Merchants Insurance Group is a regional property and casualty insurance company headquartered in Buffalo, New York. The company provides commercial, personal property and casualty insurance throughout the Northeast and North Central United States. The company has regional offices in Melville, New York; Bedford, New Hampshire; Mount Laurel, New Jersey; and Buffalo, New York.

Merchants Insurance Group comprises three companies: Merchants Mutual Insurance Company, Merchants Preferred Insurance Company, and Merchants National Insurance Company. Merchants Preferred commenced business in 2007 to rebuild and expand its preferred-risk business after the sale of a like subsidiary, and Merchants National commenced business in 2009.
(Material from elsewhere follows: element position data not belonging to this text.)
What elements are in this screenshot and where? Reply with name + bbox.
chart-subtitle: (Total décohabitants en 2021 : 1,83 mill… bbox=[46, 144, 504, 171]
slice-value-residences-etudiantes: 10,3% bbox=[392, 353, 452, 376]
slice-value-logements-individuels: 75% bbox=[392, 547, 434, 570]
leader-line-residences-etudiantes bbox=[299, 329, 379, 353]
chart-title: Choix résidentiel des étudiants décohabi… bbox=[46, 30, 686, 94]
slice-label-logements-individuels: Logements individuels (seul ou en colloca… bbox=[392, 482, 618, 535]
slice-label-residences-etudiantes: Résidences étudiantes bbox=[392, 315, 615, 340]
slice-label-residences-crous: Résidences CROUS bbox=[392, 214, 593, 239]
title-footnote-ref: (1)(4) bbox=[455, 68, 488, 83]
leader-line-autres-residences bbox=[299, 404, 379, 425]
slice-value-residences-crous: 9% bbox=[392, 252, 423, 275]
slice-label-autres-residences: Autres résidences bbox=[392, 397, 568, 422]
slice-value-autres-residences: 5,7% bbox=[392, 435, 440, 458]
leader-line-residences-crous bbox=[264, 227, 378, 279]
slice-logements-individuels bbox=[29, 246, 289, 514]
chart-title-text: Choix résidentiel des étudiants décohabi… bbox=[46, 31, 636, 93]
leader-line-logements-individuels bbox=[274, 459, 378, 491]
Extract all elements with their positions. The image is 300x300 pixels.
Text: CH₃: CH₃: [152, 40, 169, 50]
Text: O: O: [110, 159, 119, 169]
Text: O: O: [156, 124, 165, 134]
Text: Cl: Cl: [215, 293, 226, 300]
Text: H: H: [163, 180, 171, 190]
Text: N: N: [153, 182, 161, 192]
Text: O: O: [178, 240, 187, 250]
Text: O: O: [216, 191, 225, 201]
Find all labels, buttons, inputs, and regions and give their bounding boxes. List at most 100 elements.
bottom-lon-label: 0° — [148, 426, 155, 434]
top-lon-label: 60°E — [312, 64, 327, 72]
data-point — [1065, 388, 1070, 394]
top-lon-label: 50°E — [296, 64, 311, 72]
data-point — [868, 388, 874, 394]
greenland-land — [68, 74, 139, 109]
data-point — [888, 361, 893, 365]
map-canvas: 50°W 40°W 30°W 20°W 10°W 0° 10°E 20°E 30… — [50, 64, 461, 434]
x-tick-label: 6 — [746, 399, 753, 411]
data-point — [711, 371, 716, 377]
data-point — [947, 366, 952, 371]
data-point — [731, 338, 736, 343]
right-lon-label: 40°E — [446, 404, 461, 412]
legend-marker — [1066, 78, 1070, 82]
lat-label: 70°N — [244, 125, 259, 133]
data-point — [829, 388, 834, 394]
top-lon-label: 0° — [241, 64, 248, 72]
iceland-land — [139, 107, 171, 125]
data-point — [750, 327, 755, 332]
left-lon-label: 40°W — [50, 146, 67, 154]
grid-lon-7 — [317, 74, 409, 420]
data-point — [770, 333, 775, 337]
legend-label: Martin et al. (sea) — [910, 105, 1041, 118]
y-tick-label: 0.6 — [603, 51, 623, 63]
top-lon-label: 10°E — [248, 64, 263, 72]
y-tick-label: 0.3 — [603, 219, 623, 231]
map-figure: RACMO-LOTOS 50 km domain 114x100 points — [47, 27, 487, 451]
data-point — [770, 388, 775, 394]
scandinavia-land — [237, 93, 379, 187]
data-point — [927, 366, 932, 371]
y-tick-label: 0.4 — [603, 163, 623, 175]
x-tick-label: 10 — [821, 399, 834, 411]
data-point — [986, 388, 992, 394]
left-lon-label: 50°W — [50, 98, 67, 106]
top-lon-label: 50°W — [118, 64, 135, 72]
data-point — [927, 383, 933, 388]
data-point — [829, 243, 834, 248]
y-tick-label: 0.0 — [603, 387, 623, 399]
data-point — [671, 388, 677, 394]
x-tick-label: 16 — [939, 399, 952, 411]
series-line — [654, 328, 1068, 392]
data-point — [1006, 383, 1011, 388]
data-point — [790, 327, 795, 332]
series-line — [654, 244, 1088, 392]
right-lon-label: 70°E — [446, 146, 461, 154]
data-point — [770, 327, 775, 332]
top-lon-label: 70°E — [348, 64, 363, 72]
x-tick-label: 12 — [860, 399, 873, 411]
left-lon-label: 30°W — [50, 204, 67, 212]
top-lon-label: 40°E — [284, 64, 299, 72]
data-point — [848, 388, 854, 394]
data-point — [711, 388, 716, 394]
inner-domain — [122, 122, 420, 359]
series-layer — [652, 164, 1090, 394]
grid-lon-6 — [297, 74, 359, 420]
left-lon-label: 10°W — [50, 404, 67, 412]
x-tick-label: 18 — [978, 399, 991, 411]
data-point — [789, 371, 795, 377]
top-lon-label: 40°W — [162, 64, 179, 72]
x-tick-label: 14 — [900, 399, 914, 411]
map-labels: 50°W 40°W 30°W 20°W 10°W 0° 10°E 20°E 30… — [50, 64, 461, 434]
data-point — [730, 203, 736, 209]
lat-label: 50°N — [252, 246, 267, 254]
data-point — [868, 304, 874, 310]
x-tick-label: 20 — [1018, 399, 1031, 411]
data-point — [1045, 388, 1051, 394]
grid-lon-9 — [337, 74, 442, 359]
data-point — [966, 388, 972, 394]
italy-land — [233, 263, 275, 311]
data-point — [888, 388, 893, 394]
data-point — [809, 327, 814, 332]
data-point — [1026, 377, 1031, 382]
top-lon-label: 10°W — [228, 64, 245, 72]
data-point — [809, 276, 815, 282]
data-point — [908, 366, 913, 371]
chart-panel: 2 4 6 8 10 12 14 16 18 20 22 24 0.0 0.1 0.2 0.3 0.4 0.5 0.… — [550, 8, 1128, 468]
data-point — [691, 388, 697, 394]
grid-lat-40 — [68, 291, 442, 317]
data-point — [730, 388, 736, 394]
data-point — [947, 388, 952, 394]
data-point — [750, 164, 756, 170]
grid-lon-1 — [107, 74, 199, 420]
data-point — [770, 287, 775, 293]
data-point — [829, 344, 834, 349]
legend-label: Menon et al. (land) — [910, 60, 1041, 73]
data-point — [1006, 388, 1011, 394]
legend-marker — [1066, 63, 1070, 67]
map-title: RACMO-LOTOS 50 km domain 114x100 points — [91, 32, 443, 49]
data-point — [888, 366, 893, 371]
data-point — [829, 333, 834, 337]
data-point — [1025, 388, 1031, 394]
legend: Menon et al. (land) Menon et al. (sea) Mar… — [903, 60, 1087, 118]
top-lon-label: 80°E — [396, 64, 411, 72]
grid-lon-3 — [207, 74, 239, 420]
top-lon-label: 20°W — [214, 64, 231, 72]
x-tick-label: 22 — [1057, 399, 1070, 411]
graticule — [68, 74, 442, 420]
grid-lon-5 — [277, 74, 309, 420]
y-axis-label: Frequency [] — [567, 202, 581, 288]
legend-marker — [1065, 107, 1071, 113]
Merchants employs over 300 insurance professionals throughout its operating territories, and works with more than 1,000 independent insurance agents. The company offers insurance in Massachusetts, Michigan, New Hampshire, New Jersey, New York, Ohio, Pennsylvania, and Vermont.

== History ==

Merchants Insurance Group was founded on March 5, 1918, the day Merchants Mutual Liability Company opened for business with Urban F. Jehle as President. Mr. Jehle, owner and operator of a grocery store in Buffalo, returned from a grocers’ convention with the idea of bringing merchants together for the mutual protection of their delivery vehicles. J.R. Young, a local insurance man, Owen B. Augspurger, a Buffalo lawyer, and C.W. Brown, a civil engineer, joined with him.

In the late 1930s and early 1940s, the company name was Merchants Mutual Casualty Company. In February 1957, Merchants began to offer both casualty insurance and property insurance and changed its name to Merchants Mutual Insurance Company to reflect this development. In the 1960s the company moved into its current headquarters, a five-story office building located on Main Street in Buffalo.

== Philanthropy ==

Merchants Insurance Group supports a variety of charitable causes for organizations in the communities in which it does business, most notably the United Way and the American Cancer Society. In addition to Merchants' direct financial support to many charitable organizations, Merchants also sponsors an employee-based committee known as Colleagues in Action (CIA). Colleagues in Action allows Merchants employees to participate in a variety of activities, raffles, auctions, and casual days, the proceeds from which are donated to these groups. Combined, the company and employees contributed more than $512,000 from 1999 through 2018 to charities, with a total of $35,900 raised in 2018.